Lincoln Center, in its entirety, is the result of a Robert Moses project announced in 1956. The neighbourhood housing the people who provided inspiration to the creators of the musical West Side Story was razed, the complex built, time passed and not long ago the plaza was ‘reopened’ following its multi-year, $1.3 billion renovation, which began in 2006. That’s a lot of money. It was only a renovation!
Some of the money went to remaking the Revson Fountain. I’ve heard around $10,000,000, from insiders with whom I used to work while a stagehand at the Met Opera House, when I was a student, then lighting director for the Bolshoi Ballet (Moscow) and the Peking Opera (Beijing).

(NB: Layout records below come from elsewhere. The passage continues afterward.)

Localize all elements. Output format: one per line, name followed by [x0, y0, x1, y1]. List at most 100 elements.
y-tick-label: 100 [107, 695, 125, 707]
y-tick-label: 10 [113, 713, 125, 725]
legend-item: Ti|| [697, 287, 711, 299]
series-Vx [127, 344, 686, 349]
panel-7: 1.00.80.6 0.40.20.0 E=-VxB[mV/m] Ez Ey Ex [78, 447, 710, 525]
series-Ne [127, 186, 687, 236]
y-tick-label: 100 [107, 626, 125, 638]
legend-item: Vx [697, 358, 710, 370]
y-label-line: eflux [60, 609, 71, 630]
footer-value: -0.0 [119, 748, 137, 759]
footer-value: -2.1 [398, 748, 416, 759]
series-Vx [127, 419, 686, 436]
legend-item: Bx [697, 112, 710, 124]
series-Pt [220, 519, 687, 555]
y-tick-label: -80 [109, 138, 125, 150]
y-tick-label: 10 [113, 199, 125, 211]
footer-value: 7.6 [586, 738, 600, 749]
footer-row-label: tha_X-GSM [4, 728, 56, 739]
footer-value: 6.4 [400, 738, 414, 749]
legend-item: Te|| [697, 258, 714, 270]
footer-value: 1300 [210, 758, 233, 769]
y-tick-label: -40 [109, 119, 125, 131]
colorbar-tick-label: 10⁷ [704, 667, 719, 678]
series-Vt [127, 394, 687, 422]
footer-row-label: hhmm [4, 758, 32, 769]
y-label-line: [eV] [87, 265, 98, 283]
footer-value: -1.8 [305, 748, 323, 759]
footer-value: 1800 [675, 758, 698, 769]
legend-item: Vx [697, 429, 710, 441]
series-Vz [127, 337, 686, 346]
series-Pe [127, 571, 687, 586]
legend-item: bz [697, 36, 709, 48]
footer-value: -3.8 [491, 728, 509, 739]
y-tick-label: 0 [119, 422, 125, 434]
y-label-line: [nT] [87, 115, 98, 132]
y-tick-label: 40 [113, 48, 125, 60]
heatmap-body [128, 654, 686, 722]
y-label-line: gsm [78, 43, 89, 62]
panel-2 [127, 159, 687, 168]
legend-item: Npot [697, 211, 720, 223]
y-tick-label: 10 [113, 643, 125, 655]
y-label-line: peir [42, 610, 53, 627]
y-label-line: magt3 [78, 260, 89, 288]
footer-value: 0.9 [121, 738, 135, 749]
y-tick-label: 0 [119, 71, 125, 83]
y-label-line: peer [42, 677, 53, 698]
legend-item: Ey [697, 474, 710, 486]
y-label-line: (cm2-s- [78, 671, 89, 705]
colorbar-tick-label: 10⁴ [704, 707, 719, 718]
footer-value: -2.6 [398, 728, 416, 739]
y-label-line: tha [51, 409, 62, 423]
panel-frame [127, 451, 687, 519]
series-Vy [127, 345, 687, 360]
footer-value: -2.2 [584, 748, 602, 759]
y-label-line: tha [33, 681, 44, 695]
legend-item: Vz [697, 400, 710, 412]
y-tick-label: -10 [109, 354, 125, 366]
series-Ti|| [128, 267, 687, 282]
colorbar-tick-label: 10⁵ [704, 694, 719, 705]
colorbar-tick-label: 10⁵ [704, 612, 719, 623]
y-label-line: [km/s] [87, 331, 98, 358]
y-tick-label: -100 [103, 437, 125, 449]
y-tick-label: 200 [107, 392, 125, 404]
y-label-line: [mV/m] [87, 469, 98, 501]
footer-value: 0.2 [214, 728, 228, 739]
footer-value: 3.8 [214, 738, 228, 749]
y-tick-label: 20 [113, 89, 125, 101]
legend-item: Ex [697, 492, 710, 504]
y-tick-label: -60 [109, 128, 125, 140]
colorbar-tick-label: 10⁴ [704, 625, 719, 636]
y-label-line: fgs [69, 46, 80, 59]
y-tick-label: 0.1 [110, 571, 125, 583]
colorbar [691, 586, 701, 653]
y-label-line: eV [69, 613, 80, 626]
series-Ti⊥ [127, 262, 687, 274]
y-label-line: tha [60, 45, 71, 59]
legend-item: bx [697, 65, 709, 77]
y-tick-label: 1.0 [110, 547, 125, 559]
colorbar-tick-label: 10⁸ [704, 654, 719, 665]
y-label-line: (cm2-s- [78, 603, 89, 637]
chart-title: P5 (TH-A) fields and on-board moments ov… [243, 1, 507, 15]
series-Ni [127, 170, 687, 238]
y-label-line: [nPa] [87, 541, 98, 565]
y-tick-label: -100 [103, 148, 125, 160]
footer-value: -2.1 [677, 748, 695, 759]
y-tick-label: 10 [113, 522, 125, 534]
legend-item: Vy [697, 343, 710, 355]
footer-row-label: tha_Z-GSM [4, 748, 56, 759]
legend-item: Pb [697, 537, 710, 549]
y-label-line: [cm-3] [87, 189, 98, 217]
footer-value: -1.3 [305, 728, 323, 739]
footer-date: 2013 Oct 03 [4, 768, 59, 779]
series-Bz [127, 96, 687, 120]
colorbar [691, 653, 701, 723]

I’m proud of having been part of the history of Lincoln Center, and I am happy to see it restored and crowded with concert goers and tourists.
The fountain is spectacular — a must-see! Show times are listed to the right.
And there is outdoor summer dancing, with a full New York sized orchestra at the Midsummer Night Swing.
The patterned pavement of the plaza was designed by Philip Johnson, who was inspired by the Campodiglio in Rome. The renovated fountain closely resembles its former incarnation and actually, I think it looks finer and more delicate, because the ‘collar’ surrounding the pool was changed to become a floating seating ring. There, there’e more than meets the eye: What’s beneath the seating ring?
Now that we have passed the bleak mid-winter, full fountain shows will be more common.